In this case, critical thinking can be broken down into two distinct skills: (1) problem solving and (2) decision making.
Veterans appreciate more so than most the adage that “a problem clearly stated is already half solved.” Their combat experience, with its constantly changing conditions, has made them experts in being able to quickly understand and effectively articulate what the problem is and what its critical dimensions are. They understand the difference between pinning down a problem and going on a blind hunt for facts. And they also are acutely aware of the need to find cause before prescribing solutions. These skills are developed not in the classroom, but through real-life experiences where critical problems arise on a daily basis. Having the ability to quickly ascertain changing conditions and knowing the difference between what matters to the mission and what doesn’t are highly desirable skills in today’s business world.

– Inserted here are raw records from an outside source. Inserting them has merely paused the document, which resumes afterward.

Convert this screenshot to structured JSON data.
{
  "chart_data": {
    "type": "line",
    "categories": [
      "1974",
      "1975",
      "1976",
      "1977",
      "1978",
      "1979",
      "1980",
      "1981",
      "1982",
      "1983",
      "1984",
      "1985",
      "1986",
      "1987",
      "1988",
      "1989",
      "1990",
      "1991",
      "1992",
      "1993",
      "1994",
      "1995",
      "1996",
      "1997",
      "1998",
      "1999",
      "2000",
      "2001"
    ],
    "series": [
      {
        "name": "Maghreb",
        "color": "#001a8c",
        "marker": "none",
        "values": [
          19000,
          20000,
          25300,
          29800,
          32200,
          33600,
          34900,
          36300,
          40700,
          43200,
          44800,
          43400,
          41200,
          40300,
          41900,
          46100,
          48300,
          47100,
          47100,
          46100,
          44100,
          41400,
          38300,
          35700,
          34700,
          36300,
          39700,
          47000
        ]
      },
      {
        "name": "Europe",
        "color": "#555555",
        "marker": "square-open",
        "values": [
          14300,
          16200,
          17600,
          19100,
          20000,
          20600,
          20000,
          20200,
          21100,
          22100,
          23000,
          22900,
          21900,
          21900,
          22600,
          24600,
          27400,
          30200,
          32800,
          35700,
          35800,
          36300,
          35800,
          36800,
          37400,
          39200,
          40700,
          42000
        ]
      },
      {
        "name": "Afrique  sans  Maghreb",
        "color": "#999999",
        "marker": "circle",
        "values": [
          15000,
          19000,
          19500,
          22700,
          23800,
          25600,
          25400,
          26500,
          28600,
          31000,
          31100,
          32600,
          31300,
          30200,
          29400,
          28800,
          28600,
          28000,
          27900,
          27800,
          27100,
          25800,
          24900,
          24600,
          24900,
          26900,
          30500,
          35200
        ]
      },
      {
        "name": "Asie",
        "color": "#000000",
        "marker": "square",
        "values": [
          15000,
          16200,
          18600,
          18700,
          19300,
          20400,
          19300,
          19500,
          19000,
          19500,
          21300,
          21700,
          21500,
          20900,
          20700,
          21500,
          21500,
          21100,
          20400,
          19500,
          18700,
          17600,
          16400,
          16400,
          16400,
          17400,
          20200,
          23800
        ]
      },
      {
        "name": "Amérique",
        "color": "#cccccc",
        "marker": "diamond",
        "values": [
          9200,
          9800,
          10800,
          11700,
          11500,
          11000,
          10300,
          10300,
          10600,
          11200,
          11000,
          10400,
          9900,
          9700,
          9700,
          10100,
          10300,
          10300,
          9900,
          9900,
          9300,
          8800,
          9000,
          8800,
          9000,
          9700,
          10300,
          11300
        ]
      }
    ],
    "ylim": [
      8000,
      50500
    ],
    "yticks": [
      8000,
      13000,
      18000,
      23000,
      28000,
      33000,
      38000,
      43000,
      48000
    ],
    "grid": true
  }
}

The average combat solder or Marine probably makes more critical decisions in a single day than his or her peers in the civilian world do in a month. These decisions all focus on selecting the action that gets the most done at the least cost, all while minimizing risk. Today’s veteran knows the difference between interim, adaptive, corrective, preventive and contingency actions—distinctions valued in the modern business world but not completely understood by the majority of their civilian peers. They also understand the importance of prioritizing decision-making objectives. Distinguishing between “necessary musts” and “nice-to-have wants” helps prevent poor decisions in which essential requirements are sacrificed for the sake of meeting less important criteria.

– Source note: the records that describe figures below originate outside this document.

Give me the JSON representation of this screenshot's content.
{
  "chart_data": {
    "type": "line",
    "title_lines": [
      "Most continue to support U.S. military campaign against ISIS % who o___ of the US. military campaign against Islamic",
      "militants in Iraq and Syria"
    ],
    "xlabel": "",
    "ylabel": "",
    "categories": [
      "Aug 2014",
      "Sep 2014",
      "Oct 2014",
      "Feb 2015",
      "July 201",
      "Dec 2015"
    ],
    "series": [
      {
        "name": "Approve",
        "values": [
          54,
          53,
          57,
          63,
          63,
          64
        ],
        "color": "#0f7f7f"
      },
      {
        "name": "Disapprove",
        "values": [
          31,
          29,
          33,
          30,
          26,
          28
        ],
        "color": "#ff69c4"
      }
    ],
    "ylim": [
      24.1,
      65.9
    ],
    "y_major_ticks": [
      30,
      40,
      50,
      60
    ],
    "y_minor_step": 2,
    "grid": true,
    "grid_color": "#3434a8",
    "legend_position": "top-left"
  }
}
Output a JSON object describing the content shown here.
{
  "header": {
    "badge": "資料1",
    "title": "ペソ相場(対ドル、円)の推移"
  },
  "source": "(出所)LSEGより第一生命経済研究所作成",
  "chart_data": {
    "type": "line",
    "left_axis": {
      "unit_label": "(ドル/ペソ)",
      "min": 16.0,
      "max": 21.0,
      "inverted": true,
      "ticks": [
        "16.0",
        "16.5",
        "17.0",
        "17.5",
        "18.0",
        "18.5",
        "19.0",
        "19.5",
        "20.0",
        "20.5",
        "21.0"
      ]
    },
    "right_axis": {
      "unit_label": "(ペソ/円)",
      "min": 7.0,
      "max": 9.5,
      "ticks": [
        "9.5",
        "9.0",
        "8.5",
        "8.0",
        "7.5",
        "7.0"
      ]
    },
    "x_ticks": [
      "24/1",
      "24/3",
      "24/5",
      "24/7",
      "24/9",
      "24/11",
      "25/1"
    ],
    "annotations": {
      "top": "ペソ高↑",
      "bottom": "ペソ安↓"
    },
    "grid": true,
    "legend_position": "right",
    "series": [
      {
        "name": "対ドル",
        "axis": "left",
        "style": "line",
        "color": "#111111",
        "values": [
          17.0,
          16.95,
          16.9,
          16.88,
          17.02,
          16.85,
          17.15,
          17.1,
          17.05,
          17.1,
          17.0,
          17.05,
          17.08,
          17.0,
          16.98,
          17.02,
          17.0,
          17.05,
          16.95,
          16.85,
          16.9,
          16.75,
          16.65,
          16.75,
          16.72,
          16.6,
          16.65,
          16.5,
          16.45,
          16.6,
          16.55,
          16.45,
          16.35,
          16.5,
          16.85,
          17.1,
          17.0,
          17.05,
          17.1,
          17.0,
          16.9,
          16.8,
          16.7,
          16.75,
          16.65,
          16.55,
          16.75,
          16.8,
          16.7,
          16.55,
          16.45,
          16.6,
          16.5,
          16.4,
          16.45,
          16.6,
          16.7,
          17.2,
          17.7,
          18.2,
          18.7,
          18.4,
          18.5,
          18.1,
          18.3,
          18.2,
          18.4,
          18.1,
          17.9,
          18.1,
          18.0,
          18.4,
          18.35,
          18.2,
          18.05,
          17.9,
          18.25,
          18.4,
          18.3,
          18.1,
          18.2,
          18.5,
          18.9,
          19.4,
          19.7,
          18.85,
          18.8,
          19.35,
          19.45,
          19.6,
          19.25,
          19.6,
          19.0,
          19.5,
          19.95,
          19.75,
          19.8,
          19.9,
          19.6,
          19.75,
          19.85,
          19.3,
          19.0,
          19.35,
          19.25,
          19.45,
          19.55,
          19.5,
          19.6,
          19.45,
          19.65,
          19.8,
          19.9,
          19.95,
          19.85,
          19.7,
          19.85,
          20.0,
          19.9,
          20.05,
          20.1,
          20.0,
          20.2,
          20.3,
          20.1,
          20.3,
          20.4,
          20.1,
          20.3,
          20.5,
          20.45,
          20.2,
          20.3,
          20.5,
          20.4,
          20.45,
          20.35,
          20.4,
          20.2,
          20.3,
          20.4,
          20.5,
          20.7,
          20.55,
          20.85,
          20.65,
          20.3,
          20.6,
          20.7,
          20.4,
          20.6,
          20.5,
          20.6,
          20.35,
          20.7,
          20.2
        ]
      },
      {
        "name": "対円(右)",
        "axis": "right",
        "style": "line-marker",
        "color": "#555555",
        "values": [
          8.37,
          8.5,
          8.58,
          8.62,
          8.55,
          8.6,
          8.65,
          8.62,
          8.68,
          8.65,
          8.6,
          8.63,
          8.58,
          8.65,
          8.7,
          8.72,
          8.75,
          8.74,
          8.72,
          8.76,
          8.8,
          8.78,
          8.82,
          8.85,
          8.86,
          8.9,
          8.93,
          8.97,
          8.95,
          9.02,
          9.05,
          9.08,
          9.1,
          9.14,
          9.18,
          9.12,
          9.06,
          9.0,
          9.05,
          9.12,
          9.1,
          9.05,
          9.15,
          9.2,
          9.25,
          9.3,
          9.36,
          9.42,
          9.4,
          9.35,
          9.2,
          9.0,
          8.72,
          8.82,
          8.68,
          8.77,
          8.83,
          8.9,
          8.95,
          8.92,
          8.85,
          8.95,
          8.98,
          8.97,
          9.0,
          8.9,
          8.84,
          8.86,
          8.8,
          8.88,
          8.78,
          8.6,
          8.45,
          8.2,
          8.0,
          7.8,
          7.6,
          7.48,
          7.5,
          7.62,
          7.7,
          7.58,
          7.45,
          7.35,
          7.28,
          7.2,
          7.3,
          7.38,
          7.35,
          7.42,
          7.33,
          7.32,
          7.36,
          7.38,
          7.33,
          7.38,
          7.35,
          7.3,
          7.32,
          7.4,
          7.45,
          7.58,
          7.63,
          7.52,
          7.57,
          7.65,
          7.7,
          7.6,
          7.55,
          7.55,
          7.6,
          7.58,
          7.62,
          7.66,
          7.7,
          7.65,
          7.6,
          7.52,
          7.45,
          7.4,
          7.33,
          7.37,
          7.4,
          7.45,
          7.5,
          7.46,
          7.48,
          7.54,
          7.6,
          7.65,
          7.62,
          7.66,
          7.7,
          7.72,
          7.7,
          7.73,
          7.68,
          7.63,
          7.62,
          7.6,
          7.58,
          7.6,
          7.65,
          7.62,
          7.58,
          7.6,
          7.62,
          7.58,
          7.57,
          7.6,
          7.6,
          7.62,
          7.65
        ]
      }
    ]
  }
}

More so than perhaps any other time in recent history, latter-day veterans bring to the table a rich inventory of these critical thinking skills. The problem, again, is that sometimes neither the veteran nor the prospective employer or college admissions officer has a good grasp of what these skills really are—or, more importantly, how they will benefit the organization. This is where the veteran needs to take the offensive and always frame the conversation in a way that highlights how these critical thinking skills can benefit the organization. Having experience as a combat engineer or an explosive ordinance demolition expert has no real value to most organizations outside of the military, but bringing in new personnel with highly refined critical thinking skills is one of the top goals for those organizations that need to stay competitive in a rapidly changing business environment. When I finally landed that hard-to-get summer job at Wharton, I was hired because of my problem-solving skills, not because I had been previously trained as a pilot. A year later, when I was offered a full-time position at Goldman, Sachs & Co., it was because my employer valued my decision-making skills. It just took me a while to figure out what really mattered to them and other employers—my skill set, not experience per se.

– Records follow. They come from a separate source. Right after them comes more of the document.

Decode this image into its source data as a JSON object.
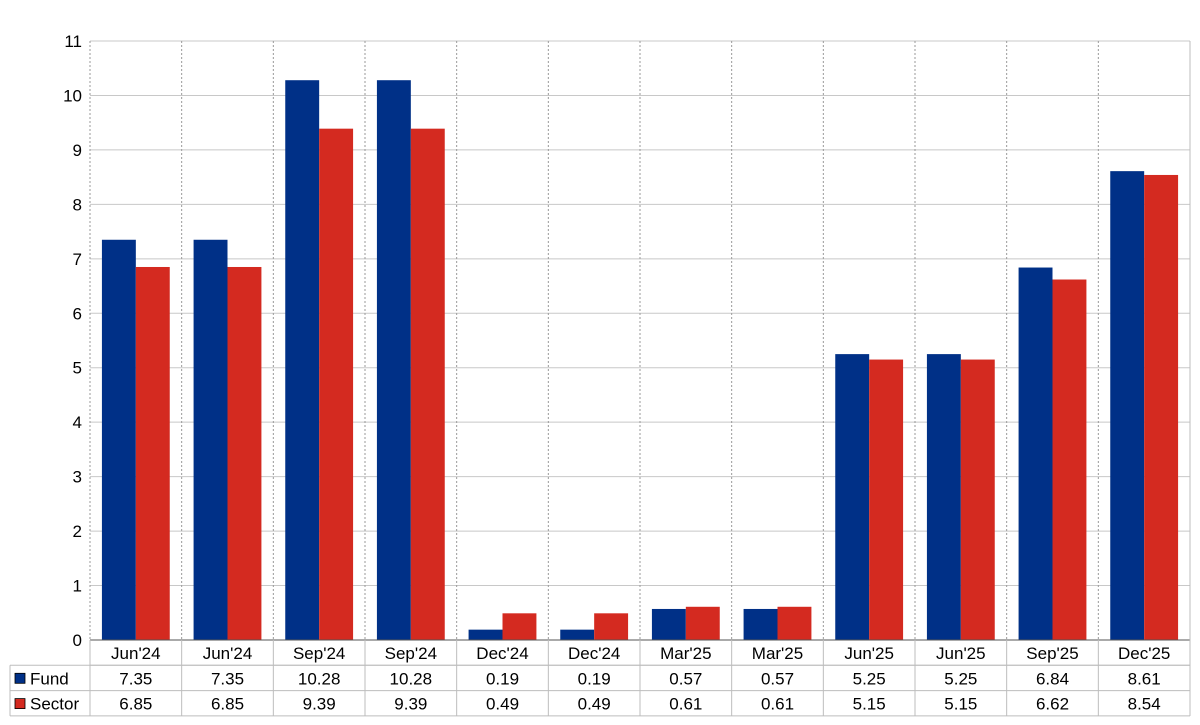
{
  "chart_data": {
    "type": "bar",
    "categories": [
      "Jun'24",
      "Jun'24",
      "Sep'24",
      "Sep'24",
      "Dec'24",
      "Dec'24",
      "Mar'25",
      "Mar'25",
      "Jun'25",
      "Jun'25",
      "Sep'25",
      "Dec'25"
    ],
    "series": [
      {
        "name": "Fund",
        "color": "#003087",
        "values": [
          7.35,
          7.35,
          10.28,
          10.28,
          0.19,
          0.19,
          0.57,
          0.57,
          5.25,
          5.25,
          6.84,
          8.61
        ],
        "labels": [
          "7.35",
          "7.35",
          "10.28",
          "10.28",
          "0.19",
          "0.19",
          "0.57",
          "0.57",
          "5.25",
          "5.25",
          "6.84",
          "8.61"
        ]
      },
      {
        "name": "Sector",
        "color": "#d42a20",
        "values": [
          6.85,
          6.85,
          9.39,
          9.39,
          0.49,
          0.49,
          0.61,
          0.61,
          5.15,
          5.15,
          6.62,
          8.54
        ],
        "labels": [
          "6.85",
          "6.85",
          "9.39",
          "9.39",
          "0.49",
          "0.49",
          "0.61",
          "0.61",
          "5.15",
          "5.15",
          "6.62",
          "8.54"
        ]
      }
    ],
    "ylim": [
      0,
      11
    ],
    "yticks": [
      "0",
      "1",
      "2",
      "3",
      "4",
      "5",
      "6",
      "7",
      "8",
      "9",
      "10",
      "11"
    ],
    "grid": true,
    "legend": "data-table-left"
  }
}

Anytime you speak to someone about your unique military experience, direct the conversation in terms of highlighting the critical thinking skills behind it. Again, years ago, when I was going through the process, I waited far too long during the interview (or many times never even got started) before I tried to explicate, making the connection that the same skills that served me extremely well as a pilot could also be a huge benefit to the organization I was speaking to. Don’t make the same mistake I did, and don’t think that most interviewers will be able to connect the dots in terms of understanding the benefit of these skills. Every so often during the conversation, pause and then say something to the effect of, “…and this is why it matters.” You have to do this at least once or twice in the discussion to ensure that this important point is understood.
Making a good impression in what may be your only chance to speak to a particular organization is just too important to leave anything to chance. Remember, it’s the skill set behind the experience that matters most to corporate America, small businesses—or even start-ups.